The point is that we don’t have the luxury of choosing our enemies, or of deciding the nature of the times we will live in. The history of our world is in the hands of God — He will determine the course of all events. Our lives, and the lives of our grandchildren, are not a “choose your own adventure” novel, where we control the flow of events. And if God has determined, as it appears that He has, that the conflict of the 21st century will be between Islam and the West, it will do little good to wring your hands and wish you were elsewhere. I was born in 1953, smack in the middle of the Cold War, and neither I nor my family had any say over it. We could be engaged thoughtfully or not, but transfering out to an alternative world was not an option. So my formative school years included drills where we all headed down to the basement “in case of nuclear war,” a thing thankfully missing from the upbringing my children had. On the other hand, when I was a kid, there were no security screenings at airports.

The conflict, as I mentioned, will be between Islam and the West. But the West is conflicted — torn between its Christian heritage on the one hand and its secularized (and apostate) caricatures of Christian values on the other. Islam is also conflicted — between its Westermized (read, Christianized) moderates and its back-to-the-Koran fundamentalists. The situation is enormously tangled, and the fundamentalists have done more than a little surrpetious borrowing from modernity as well. More on this later.

Christians have to study, think and learn. They have to learn how to oppose the claims of Islam without shilling for the bastardized Christian values found in what some call the values of “modernity” or “democracy.” The god of American civil religion is a unitarian god, just like Allah, and we will not get anywhere by trying to show how these two idols really have a lot in common. They do, and that’s a problem.

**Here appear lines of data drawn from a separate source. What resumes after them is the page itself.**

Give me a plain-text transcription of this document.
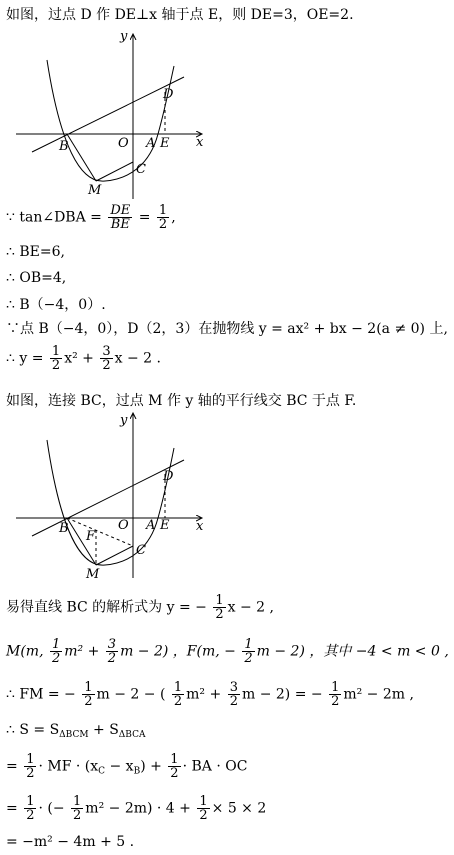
如图，过点 D 作 DE⊥x 轴于点 E，则 DE=3，OE=2.
y
x
D
B	O A E
C
M
∵ tan∠DBA = $\frac{DE}{BE} = \frac{1}{2}$ ,
∴ BE=6,
∴ OB=4,
∴ B（−4，0）.
∵点 B（−4，0），D（2，3）在抛物线 y = ax² + bx − 2(a ≠ 0) 上,
∴ $y = \frac{1}{2} x^2 + \frac{3}{2}$ x − 2 .
如图，连接 BC，过点 M 作 y 轴的平行线交 BC 于点 F.
y
x
D
B	O A E
F
C
M
易得直线 BC 的解析式为 y = − $\frac{1}{2}$ x − 2 ,
M(m, $\frac{1}{2} m^2 + \frac{3}{2}$ m − 2) ，F(m, − $\frac{1}{2}$ m − 2) ，其中 −4 < m < 0 ,
∴ FM = − $\frac{1}{2}$ m − 2 − ( $\frac{1}{2} m^2 + \frac{3}{2}$ m − 2) = − $\frac{1}{2} m^2 - 2m$ ,
∴ $S = S_{\Delta BCM} + S_{\Delta BCA}$
= $\frac{1}{2}$ · MF · $(x_C - x_B) + \frac{1}{2}$ · BA · OC
= $\frac{1}{2}$ · (− $\frac{1}{2} m^2 - 2m) \cdot 4 + \frac{1}{2} \times 5 \times 2$
= −m² − 4m + 5 .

As we give ourselves to study this subject, we need to begin with thanksgiving. The triune God of Scripture, the one who controls every aspect of history, has placed us in these times, and he expects us to become men of Issachar, who understood the times and knew what Israel should do. The temptation will be to look at Islam from a distance, draw the caricatures, and offer up a cartoonish response. Many American Christians feel that Muslims are simply inscrutable — scary inscrutable — just like one of those Islamic characters in a Jorge Luis Borges short story, distant, vague, foreign, alien. But Muslims were not created by Allah, but rather by the triune God, and they bear His images, despite whatever the Koran might say. This means that Christians can hear them speak, and understand, and it also means that Christians, having heard, may speak the gospel, and be heard themselves.

The great blessing in this is that the contemporary crisis in the Islamic world provides the Christian Church with a reductio ad absurdum for virtually all the important questions that face the Church today. These are questions where the Church, confronted with the demands of modernity, has been compromising, wavering, capitulating, waffling, noodling, backfilling, and more. Enter fundamentalist Islam, providing outlandish answers on these questions, and thoughtful people look around, wondering if there is a third option. When it comes to our junior high daughters, do we have to choose between burkas and the skanky-wear on sale at fine stores everywhere?

The rise of an Islam in crisis bring the questions home to us. They include but are not limited to: the centrality of Trinitarian faith in the formation of a healthy culture, the Jews, the state of Israel, and Zionism, the role of women, the necessary conflict between Sharia law and biblical law, and the fact that, Fukuyama notwithstanding, modernity is a hollow shell, incapable of answering the demands of militant Islam. That job, if it is to be done at all, will have to be done by Christians, in the name of Jesus Christ, amen.